Me llamo Mateo y tenía 23 años cuando mi alma quedó completamente destrozada. El sudor me escurría por la frente mientras apretaba a mis dos hijos contra mi pecho en aquel viejo rancho abandonado en la sierra de Jalisco. La mujer que me juró amor eterno, Valeria, desapareció una mañana cualquiera, apenas dos días después de dar a luz. Se marchó en la lujosa camioneta de un hombre rico, dejándome completamente solo con mis dos criaturas llorando de hambre.

Fui desalojado de mi cuarto y caminé un día entero bajo el sol ardiente con mis bebés quemándose del calor. En mi desesperación, toqué tres puertas distintas; en una me cerraron la cara y en otra solo me dieron agua, pero nadie quiso ayudar a un padre soltero en desgracia.

Nuestra única salvación fue Serena, una cabra blanca que hallé abandonada en un corral. Ordeñé a la cabra con las manos temblando y le di la leche caliente a mis hijos usando un trozo de tela. Éramos almas rotas salvándose mutuamente.

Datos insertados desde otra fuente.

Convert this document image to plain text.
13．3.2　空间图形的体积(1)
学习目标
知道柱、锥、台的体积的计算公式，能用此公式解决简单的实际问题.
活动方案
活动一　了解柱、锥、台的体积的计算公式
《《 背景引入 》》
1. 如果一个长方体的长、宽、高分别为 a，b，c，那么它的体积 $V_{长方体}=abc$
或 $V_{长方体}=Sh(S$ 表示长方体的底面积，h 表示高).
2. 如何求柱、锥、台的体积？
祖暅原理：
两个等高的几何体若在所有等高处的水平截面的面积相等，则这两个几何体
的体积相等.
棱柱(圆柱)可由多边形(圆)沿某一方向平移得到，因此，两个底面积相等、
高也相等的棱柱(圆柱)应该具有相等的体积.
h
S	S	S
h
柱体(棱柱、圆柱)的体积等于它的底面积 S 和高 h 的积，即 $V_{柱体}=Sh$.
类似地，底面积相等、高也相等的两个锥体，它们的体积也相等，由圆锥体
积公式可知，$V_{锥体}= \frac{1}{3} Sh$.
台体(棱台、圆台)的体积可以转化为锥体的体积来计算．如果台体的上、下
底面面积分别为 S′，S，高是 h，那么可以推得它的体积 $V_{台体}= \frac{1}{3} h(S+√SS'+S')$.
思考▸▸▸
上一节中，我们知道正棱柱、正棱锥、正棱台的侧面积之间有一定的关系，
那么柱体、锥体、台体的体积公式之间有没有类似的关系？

Pero la paz duró muy poco. Al tercer día, una lujosa camioneta negra frenó levantando polvo en la entrada. Era Don Artemio, un despiadado cacique de 50 años que bajó escoltado por dos m*tones armados.

Escupió al suelo de tierra y clavó su mirada amenazante en los dos bebés.

—Este rancho es mío —mintió Artemio con una sonrisa cargada de absoluta maldad.

Retrocedí aterrado, apretando a mis hijos mientras el terror me helaba la sangre.

—Tienes 24 horas para largarte, vagabundo. Y si no te vas por las buenas, mañana mismo vendré con la policía y la trabajadora del DIF para quitarte a esos dos b*stardos por tenerlos en estas condiciones de miseria. Te juro que acabarán pudriéndose en un orfanato.

Artemio pateó una cubeta de agua con furia y se marchó riendo a carcajadas. Esa misma noche, la oscuridad del rancho parecía aplastarme y no pude conciliar el sueño. Nadie podía imaginar la pesadilla que estaba a punto de desatarse.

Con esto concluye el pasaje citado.